Mycobacterial strategies for developing antimicrobial resistance and survival in non-replicative persistent state
The seminar will be conducted at Room 303, Samgatha building, Nila campus
Application of antibiotics to susceptible bacterial culture generates a minor population of persisters that remain susceptible to antibiotics but can endure them for extended periods. Recently, antibiotic persisters (APs) of mycobacteria were reported to experience oxidative stress and develop resistance when treated with lethal doses of ciprofloxacin or rifampicin. However, the mechanisms driving the de novo emergence of resistance remained unclear. Our findings show that mycobacterial APs activate the SOS response causing up-regulation of the error-prone DNA polymerase DnaE2. The sustained expression of dnaE2 in APs results in the rapid evolution of resistance to antibiotics. Inhibition of RecA (regulator of SOS response) by an anti-parasitic drug suramin, decreases the conversion rate of persisters to resistors in a diverse group of bacteria. Our study highlights suramin's novel application as a broad-spectrum agent in combating the development of drug resistance.

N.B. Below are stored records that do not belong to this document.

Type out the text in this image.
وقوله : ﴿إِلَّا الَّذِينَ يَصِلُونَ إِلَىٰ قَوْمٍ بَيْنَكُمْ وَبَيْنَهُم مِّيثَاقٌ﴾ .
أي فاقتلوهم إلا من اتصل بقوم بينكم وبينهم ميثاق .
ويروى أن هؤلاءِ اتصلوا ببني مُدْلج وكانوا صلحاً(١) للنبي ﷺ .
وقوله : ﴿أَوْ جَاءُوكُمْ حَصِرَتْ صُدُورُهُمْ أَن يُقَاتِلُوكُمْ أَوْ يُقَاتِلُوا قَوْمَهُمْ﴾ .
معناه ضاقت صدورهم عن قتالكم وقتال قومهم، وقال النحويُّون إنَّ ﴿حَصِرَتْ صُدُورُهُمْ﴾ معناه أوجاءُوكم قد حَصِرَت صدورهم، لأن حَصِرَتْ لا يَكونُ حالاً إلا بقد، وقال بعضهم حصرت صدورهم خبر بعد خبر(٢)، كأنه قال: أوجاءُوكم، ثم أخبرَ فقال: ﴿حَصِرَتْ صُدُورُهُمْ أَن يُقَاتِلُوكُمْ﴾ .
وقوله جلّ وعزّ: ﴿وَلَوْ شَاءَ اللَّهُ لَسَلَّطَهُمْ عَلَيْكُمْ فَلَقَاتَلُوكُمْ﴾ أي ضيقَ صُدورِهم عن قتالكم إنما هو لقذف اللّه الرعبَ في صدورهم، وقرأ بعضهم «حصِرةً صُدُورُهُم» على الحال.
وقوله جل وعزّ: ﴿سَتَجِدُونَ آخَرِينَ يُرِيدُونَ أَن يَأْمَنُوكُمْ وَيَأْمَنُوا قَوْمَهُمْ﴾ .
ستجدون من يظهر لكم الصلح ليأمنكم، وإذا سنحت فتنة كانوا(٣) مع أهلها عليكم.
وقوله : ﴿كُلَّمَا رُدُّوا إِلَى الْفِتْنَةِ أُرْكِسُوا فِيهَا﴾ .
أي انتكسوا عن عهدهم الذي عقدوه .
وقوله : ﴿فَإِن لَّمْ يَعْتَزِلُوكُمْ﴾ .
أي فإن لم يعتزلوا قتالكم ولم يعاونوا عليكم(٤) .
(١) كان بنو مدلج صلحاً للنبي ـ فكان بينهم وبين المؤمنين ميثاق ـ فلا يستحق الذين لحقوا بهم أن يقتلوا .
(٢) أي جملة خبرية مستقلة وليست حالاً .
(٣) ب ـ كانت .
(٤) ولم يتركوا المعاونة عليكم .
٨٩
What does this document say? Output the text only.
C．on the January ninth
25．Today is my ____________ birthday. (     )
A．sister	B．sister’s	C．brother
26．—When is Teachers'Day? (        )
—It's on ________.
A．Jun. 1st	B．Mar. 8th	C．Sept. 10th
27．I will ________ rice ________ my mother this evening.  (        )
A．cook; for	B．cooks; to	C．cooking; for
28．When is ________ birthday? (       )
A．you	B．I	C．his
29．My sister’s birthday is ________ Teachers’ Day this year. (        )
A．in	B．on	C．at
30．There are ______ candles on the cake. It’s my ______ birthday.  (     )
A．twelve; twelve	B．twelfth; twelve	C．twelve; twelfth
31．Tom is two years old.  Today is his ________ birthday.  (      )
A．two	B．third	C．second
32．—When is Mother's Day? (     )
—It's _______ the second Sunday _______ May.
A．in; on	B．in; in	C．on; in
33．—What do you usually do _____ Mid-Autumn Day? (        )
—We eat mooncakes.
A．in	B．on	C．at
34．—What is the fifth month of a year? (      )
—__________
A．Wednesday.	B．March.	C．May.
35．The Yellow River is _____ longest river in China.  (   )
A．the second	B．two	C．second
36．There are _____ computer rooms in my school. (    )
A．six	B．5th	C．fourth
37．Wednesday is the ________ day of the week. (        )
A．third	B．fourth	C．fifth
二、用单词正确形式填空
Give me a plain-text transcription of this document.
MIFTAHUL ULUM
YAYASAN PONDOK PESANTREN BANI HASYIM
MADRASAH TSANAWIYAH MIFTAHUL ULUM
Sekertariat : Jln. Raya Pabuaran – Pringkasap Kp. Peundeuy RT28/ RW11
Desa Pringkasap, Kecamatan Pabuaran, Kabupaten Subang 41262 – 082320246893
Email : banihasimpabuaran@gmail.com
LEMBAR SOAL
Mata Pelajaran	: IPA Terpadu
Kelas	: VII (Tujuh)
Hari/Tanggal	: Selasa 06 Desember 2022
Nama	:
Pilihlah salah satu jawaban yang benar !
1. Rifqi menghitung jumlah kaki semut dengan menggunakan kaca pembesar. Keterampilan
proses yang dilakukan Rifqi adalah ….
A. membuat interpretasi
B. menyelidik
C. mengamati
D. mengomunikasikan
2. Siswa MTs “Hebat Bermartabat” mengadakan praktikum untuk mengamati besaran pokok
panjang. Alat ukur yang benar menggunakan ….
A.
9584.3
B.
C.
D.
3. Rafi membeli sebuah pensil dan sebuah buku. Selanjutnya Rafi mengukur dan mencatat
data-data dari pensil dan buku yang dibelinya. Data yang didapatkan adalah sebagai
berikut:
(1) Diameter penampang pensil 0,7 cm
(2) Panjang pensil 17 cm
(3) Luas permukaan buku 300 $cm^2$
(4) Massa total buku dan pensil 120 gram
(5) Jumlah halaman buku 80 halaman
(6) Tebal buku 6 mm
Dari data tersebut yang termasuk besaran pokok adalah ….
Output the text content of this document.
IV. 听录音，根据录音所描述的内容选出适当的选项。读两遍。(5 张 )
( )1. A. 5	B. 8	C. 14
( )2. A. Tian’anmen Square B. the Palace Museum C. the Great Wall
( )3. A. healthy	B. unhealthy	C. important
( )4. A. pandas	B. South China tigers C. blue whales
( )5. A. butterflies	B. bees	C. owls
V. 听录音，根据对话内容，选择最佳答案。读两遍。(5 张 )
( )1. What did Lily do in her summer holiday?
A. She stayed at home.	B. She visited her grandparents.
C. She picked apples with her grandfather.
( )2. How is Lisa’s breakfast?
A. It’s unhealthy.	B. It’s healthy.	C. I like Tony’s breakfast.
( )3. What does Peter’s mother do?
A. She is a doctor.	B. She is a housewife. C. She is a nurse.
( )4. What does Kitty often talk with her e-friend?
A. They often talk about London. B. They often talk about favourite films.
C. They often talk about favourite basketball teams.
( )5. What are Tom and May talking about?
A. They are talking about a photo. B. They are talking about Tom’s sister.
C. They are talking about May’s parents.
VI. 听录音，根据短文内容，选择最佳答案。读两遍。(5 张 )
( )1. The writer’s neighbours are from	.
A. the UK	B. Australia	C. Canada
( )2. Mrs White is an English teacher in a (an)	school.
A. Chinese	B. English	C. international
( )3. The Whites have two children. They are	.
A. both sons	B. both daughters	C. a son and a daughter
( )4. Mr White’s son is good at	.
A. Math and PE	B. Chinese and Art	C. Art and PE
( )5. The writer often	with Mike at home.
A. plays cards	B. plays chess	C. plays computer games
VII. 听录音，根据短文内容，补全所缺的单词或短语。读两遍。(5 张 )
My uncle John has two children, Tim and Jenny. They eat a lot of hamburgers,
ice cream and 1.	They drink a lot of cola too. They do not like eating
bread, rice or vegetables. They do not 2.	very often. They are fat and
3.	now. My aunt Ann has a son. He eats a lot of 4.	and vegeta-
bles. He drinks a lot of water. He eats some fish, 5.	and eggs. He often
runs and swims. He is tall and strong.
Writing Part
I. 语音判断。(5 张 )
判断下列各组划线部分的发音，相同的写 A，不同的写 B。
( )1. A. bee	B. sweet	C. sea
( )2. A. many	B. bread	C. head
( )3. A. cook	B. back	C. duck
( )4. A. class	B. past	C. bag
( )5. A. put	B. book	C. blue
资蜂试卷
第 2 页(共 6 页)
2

Depletion of intracellular iron by a sequential passage in iron-free medium results in non-replicative persistence (NRP) in mycobacteria. Supplementation of iron to iron-deprived NRP culture resulted in regrowth. RNA-seq analysis of Mycobacterium smegmatis cultures from NRP and regrowth conditions revealed the upregulation of mycobacterial protein turnover pathway in both conditions. Proteomic analysis identified enzymes of the TCA cycle, ATP synthesis, and amino acid metabolism to be the targets of degradation during iron starvation. Deletion of the protein turnover pathway resulted in reduced bacterial survival in the NRP state and delayed the recovery upon iron supplementation. Further, dysregulation of the protein turnover pathway by conditional overexpression of ferredoxin affected bacterial viability during iron starvation. Our initial finding suggests that selective degradation of proteins during iron starvation could result in the metabolic reprogramming of bacteria leading to the establishment and stabilization of the NRP state in mycobacteria.